What you do during remission can meaningfully affect your odds of staying there. Physical activity has the strongest evidence of any lifestyle factor for reducing cancer recurrence. A meta-analysis of 22 studies found that women who exercised regularly after a breast cancer diagnosis reduced their breast cancer mortality by about 40%. The recommended target: at least 30 minutes of moderate exercise five days a week, or 75 minutes of vigorous exercise, plus two to three strength training sessions.

Diet plays a role too, though the evidence is more nuanced. In the Women’s Intervention Nutrition Study, participants who reduced their dietary fat intake by about 15% had a lower incidence of disease recurrence. High intake of full-fat dairy (more than one serving daily) was linked to worse outcomes, while low-fat dairy showed no such association. Soy, despite persistent myths about it being harmful, appears to be protective. A meta-analysis across U.S. and Chinese studies found that higher soy consumption after diagnosis was associated with a 26% decrease in recurrence and a 16% reduction in breast cancer death.

Interestingly, studies comparing a “prudent” diet rich in fruits, vegetables, whole grains, and chicken to a typical Western diet high in processed meats and refined grains found equivalent recurrence rates.
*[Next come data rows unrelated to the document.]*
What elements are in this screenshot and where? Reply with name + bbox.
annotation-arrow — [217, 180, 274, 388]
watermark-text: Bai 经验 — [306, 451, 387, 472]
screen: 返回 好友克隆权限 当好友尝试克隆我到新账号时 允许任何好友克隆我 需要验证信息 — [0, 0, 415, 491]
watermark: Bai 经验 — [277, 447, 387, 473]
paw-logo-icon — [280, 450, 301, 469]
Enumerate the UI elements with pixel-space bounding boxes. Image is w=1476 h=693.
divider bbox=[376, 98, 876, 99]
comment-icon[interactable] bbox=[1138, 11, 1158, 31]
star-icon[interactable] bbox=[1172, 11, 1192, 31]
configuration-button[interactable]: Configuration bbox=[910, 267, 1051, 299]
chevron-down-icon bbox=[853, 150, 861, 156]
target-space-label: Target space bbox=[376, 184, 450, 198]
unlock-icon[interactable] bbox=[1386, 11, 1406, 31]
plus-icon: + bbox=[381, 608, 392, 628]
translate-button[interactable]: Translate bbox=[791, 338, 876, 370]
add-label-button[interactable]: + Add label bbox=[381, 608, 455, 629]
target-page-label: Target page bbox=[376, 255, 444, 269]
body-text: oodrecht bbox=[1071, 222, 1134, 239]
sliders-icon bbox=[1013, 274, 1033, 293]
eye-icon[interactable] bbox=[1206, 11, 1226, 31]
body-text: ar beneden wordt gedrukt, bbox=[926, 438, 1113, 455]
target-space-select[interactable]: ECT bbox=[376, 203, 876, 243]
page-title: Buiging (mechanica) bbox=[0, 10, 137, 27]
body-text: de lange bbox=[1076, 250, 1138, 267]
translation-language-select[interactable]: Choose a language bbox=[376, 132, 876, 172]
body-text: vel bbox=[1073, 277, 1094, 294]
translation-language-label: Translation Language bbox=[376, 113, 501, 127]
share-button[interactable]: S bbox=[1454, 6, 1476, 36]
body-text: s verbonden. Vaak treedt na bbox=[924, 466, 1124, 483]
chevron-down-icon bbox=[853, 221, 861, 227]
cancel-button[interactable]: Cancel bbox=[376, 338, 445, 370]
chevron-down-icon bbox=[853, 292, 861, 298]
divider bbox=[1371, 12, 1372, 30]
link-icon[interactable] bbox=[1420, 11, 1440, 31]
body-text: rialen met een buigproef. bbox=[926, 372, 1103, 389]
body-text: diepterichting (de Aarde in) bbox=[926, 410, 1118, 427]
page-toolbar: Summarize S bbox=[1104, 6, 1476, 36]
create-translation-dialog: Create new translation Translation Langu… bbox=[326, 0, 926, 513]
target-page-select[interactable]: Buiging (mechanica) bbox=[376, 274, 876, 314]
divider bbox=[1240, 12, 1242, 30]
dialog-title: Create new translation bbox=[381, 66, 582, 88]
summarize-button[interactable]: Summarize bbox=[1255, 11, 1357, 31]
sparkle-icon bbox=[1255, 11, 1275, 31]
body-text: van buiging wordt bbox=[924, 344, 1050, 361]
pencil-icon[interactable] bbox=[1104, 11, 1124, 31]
This suggests that specific dietary components matter more than broad dietary patterns, and that exercise remains the most reliable lifestyle lever you can pull.

Spontaneous Remission

In rare cases, cancer regresses without any treatment at all. Spontaneous remission has been documented across virtually every type of human cancer, though it occurs most often in neuroblastoma, kidney cancer, melanoma, and blood cancers. The mechanisms aren’t fully understood, but researchers believe the immune system plays a central role, possibly recognizing and attacking cancer cells after some triggering event. Other proposed explanations include hormonal shifts, loss of blood supply to the tumor, and programmed cell death kicking in belatedly. In some cases, multiple mechanisms likely work together. Spontaneous remission remains genuinely rare and unpredictable, so it’s not something treatment decisions are built around.